SpaceX IPO Ambitions Face Questions As Grok Struggles In US Government
SpaceX’s planned initial public offering is expected to become the largest IPO in history, driven partly by expectations surrounding its artificial intelligence subsidiary, xAI. However, xAI’s Grok chatbot has struggled to gain traction within one of the world’s biggest potential customers — the United States government.
According to federal AI inventory records reviewed by Reuters, alongside interviews with federal employees and contracting experts, Grok has seen only limited adoption across government agencies despite aggressive promotion from SpaceX chief executive Elon Musk.
Grok Trails Rivals In Federal AI Adoption
The 2025 consolidated AI inventory from US federal agencies identified more than 400 publicly disclosed AI use cases naming specific vendors.
Only three of those examples involved xAI or Grok. In contrast, 234 use cases involved technology based on models from OpenAI, including ChatGPT, Codex and Microsoft Copilot. Another 33 involved products from Google or its Gemini models, while 26 referenced Claude from Anthropic.
Grok has reportedly been available to federal agencies for eight months at a symbolic cost of 42 cents per agency, a pricing strategy commonly used by technology firms to encourage adoption before pursuing larger contracts.
Valerie Wirtschafter, a researcher at the Brookings Institution, said such pricing models are designed to make generative AI tools essential to day-to-day government work over time.
Concerns Over Market Position
The weak federal uptake has raised broader questions about xAI’s ability to compete with established AI leaders and support SpaceX’s reported $1.75 trillion IPO valuation.
In a recent regulatory filing, SpaceX said it expects future revenue from enterprise AI services to exceed earnings from its existing businesses, estimating the broader AI services market opportunity at $26.5 trillion.
However, some analysts believe Grok’s limited adoption among government agencies may signal deeper challenges.
Vineet Jain, chief executive of AI software company Egnyte, said the government’s lack of enthusiasm for Grok could undermine confidence among corporate customers.
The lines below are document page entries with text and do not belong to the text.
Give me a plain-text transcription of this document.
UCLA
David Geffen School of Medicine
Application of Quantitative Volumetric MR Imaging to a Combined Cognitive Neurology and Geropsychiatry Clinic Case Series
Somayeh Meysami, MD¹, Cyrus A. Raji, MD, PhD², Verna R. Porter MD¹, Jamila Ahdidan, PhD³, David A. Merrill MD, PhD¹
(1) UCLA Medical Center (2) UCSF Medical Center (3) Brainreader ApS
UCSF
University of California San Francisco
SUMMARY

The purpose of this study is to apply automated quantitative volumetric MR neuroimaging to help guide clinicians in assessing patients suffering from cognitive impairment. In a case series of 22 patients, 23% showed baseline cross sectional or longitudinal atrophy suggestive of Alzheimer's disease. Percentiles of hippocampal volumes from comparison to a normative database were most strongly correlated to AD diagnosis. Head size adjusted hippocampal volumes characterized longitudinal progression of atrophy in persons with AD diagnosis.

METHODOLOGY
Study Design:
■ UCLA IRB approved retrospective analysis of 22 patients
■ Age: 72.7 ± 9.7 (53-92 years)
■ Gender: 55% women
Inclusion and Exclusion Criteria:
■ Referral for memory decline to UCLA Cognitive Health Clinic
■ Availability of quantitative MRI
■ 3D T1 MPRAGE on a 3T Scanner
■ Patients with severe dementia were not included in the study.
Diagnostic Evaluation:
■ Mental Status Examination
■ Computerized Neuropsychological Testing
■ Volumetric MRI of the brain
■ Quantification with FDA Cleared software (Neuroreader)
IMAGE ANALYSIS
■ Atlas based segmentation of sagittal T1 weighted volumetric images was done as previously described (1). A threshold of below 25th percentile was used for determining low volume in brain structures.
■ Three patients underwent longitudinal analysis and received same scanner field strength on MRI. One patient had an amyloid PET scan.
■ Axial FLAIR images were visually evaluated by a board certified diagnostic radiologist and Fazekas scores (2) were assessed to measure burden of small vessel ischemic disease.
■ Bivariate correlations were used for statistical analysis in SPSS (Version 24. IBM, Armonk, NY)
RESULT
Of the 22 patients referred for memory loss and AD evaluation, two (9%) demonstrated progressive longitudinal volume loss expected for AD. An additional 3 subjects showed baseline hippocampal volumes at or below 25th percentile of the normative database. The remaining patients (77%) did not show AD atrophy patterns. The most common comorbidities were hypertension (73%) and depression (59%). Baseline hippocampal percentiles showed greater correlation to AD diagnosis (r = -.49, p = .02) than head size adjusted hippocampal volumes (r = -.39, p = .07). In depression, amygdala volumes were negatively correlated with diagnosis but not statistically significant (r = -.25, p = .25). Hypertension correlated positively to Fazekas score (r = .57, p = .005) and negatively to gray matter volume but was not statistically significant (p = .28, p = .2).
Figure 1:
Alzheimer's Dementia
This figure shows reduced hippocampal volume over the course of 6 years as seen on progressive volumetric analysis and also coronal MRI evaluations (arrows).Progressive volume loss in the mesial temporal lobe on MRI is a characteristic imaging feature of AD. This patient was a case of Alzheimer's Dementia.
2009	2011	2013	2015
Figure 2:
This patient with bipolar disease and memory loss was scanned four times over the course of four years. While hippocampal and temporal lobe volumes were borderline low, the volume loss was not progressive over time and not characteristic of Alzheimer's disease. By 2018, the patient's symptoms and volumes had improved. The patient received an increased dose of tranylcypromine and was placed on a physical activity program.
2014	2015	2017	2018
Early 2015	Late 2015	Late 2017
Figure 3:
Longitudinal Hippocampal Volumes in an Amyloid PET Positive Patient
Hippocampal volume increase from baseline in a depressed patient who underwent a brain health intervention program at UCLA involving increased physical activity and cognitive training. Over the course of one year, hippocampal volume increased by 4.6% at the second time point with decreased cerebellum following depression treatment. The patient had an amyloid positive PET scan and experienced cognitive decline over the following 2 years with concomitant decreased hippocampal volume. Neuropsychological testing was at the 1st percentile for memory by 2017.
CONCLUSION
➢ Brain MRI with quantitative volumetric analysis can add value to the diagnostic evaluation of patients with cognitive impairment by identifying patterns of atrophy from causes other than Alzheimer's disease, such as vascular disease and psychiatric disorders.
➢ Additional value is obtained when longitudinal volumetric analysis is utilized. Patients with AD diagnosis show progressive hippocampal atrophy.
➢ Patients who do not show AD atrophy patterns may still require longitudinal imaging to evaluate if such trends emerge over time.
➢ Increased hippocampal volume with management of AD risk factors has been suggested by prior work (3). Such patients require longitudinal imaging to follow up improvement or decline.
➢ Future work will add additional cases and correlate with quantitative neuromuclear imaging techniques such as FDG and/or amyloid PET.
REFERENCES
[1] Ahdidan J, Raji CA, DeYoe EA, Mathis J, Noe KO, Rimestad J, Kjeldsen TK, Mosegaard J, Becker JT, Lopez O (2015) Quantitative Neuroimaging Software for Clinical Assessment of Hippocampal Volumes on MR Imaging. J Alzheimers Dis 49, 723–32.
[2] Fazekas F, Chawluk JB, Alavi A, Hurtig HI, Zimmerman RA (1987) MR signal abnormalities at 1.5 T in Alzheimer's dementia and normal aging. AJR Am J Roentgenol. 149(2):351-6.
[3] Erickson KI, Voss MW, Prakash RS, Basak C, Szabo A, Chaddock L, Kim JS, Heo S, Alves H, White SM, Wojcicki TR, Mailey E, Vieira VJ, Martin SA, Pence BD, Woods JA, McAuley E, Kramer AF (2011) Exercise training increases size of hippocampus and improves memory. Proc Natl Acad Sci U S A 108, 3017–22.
He argued that limited federal validation may raise concerns about security standards and reliability for enterprise buyers considering large-scale deployment.
DOGE And Federal Promotion Efforts
Musk has repeatedly promoted Grok’s potential for government work. In September, he announced xAI’s agreement with the General Services Administration and said his team wanted to work with President Donald Trump to rapidly expand AI adoption across federal agencies.
Musk’s Department of Government Efficiency (DOGE) also encouraged agencies to use Grok. Reuters previously reported that DOGE advised officials at the Department of Homeland Security to adopt the chatbot even before it had received formal approval within the agency.
Despite those efforts, Grok’s actual government usage appears limited.
At the Office of Personnel Management and the Department of Health and Human Services, Grok was mainly used for basic administrative tasks such as drafting documents or social media content.
More advanced government AI projects also showed minimal use of Grok. Federal inventory records indicated that the chatbot was only deployed in limited pilot programmes at the Department of Energy’s Lawrence Livermore National Laboratory and the Election Assistance Commission.
Pentagon Usage Remains Limited
The federal inventory does not include classified military programmes, although the Pentagon has signed a $200 million deal with xAI.
Earlier this year, Grok was added to GenAI.mil, the military’s unclassified AI platform. xAI also became one of seven companies approved for deployment on classified Defense Department networks.
Even so, one Pentagon source told Reuters that many defence staff preferred competing AI systems over Grok.
At the Defense Advanced Research Projects Agency (DARPA), engineers reportedly favour Gemini for technical analysis and Claude for coding, research and writing tasks. OpenAI systems are also used extensively, while Grok has seen little adoption.
The source added that many researchers considered Grok less capable than rival models in sophisticated engineering environments.
Corporate Adoption Challenges Continue
xAI is still attempting to expand its federal presence and is currently pursuing FedRAMP High Authorisation with support from the US Department of Agriculture.
However, USDA technology professionals interviewed by Reuters said they were largely unaware of Grok being actively used inside the department.
Last month, xAI also reportedly lost a bid to build a Grok-powered system for the Department of Veterans Affairs because the chatbot did not meet agency requirements.
Corporate adoption trends appear similarly weak. Data from web traffic monitoring company Netskope showed Grok usage among enterprise customers had fallen sharply. Updated figures shared with Reuters indicated Grok usage declined to just two users per 1,000 corporate AI users, down from a previous peak of five per 1,000.
Netskope executive Ray Canzanese said Grok users also spent significantly less time using the chatbot compared with users of ChatGPT and competing AI systems.
He added that current usage patterns suggest Grok is struggling to achieve mainstream adoption among corporate customers.